Через несколько минут к ним присоединился Дэвидсон и рассказал, как он однажды напился на пикнике, ввалился в палатку и наблевал чуть не на голову какой-то толстой тетке, на которой не было ничего, кроме трусов. Она, по его словам, не рассердилась и даже позволила ему "за себя подержаться", как он выразился.
Потом Бейкер рассказал, как они в детстве "пускали ракеты", и один парень по имени Дэви Попхэм спалил себе все волосы на заднице. "Вонял, как свинья", сказал Бейкер. Гаркнесс так смеялся, услышав это, что получил предупреждение.
После этого начался подъем. Истории передавались по цепочке идущих, пока Бейкер (не тот - Джеймс) не получил пропуск. После этого всякое желание шутить пропало. Некоторые заговорили о своих подружках. Гэррети ничего не сказал о Джен, но сейчас, в этом угольном мешке ночи, она казалась ему лучшим в мире из всего, что он когда-либо видел и знал.
Они прошли через спящий городок, вдоль шеренги мертвенно-бледных фонарей, продолжая переговариваться шепотом. У одного из домов на скамейке сидела молодая пара, прижавшись друг к другу. Девушке было не больше четырнадцати. Их тени, сливаясь, падали на дорогу, и идущие перешагивали через них в наступившей вдруг тишине.
Гэррети обернулся, уверенный, что рычание вездехода разбудит их. Но они все так же сидели, безразличные ко всему на свете. Он доел остаток концентратов и почувствовал себя немного лучше. Олсону ничего не осталось.
Странный этот Олсон - Гэррети еще шесть часов назад был уверен, что он мертв. Но он все еще шел и больше не получал предупреждений. Человек на многое способен, когда на кону оказывается его жизнь. Они прошли уже 54 мили.
За безымянным городком разговор умолк. Они прошли в молчании около часа, и к Гэррети снова начал подкрадываться сон. Он доел печенье матери и зашвырнул фольгу в кусты на обочине.
Макфрис извлек из своего рюкзака зубную щетку и чистил зубы - без пасты. "Распорядок дня, - подумал Гэррети. - Ужин, чистка зубов, здоровый сон. Люди машут тебе, и ты им машешь - так принято. Никто не ссорится (кроме Барковича) - тоже потому, что так принято".

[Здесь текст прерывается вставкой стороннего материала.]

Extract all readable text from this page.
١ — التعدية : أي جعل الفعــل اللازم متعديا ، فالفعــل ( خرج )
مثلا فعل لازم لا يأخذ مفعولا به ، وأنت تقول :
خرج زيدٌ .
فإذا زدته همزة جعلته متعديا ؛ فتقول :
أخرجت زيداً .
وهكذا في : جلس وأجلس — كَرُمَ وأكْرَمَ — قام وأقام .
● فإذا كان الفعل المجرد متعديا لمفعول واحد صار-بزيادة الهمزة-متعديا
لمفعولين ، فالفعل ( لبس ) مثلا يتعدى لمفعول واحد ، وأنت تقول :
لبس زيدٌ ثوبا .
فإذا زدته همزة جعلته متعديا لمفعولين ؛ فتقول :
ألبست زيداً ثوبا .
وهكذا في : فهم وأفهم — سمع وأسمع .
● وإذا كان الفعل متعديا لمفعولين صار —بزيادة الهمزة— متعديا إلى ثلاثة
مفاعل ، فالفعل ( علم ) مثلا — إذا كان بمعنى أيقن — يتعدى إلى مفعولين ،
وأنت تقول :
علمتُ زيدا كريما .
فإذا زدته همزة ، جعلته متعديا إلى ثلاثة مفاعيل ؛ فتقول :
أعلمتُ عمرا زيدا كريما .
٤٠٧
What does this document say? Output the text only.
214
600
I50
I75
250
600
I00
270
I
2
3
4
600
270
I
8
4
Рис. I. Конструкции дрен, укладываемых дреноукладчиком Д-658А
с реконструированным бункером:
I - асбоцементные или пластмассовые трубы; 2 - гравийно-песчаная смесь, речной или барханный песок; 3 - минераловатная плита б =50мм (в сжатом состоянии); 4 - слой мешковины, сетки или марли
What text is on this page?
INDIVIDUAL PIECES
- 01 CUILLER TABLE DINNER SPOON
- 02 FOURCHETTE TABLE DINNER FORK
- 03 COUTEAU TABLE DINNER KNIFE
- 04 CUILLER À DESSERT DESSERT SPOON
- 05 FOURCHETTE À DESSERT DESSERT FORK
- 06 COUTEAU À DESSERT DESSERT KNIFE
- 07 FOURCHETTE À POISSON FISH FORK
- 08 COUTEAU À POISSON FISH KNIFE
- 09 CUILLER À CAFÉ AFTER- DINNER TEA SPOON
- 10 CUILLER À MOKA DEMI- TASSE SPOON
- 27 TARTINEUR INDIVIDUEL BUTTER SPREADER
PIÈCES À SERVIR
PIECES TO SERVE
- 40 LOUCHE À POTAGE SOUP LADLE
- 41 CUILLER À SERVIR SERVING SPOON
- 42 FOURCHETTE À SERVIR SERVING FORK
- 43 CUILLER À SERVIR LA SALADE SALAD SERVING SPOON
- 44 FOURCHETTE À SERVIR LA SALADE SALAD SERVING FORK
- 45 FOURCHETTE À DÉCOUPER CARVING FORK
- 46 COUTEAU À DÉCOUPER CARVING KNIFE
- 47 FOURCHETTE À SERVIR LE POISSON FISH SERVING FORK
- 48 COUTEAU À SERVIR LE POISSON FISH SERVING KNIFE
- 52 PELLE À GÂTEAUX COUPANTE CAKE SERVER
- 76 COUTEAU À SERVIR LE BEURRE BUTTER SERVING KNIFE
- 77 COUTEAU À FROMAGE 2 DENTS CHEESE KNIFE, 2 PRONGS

Или нет? Он вспомнил, как Макфрис крикнул Стеббинсу, чтобы тот заткнулся. И как Олсон жадно, не поблагодарив, схватил сыр, который он дал ему. Эти фрагменты выглядели ярче, острее на тусклом распорядке дня.
В одиннадцать вечера одновременно произошло несколько событий.
Прошел слух, что мост впереди смыло во время грозы, и ДЛИННЫЙ ПУТЬ - будет временно приостановлен. По рядам идущих прошла волна оживления, и Олсон спекшимися губами пробормотал: "Слава Богу".
Тут же Баркович начал кричать что-то идущему рядом парню с дурацкой фамилией Ранк. Тот попытался ударить его, что было строжайше запрещено, и тут же получил предупреждение. Баркович легко увернулся от удара, продолжая кричать:
- Ну, сукин сын, давай! Я еще спляшу на твоей могиле! Давай, балда, шевели ногами! Все равно сдохнешь здесь!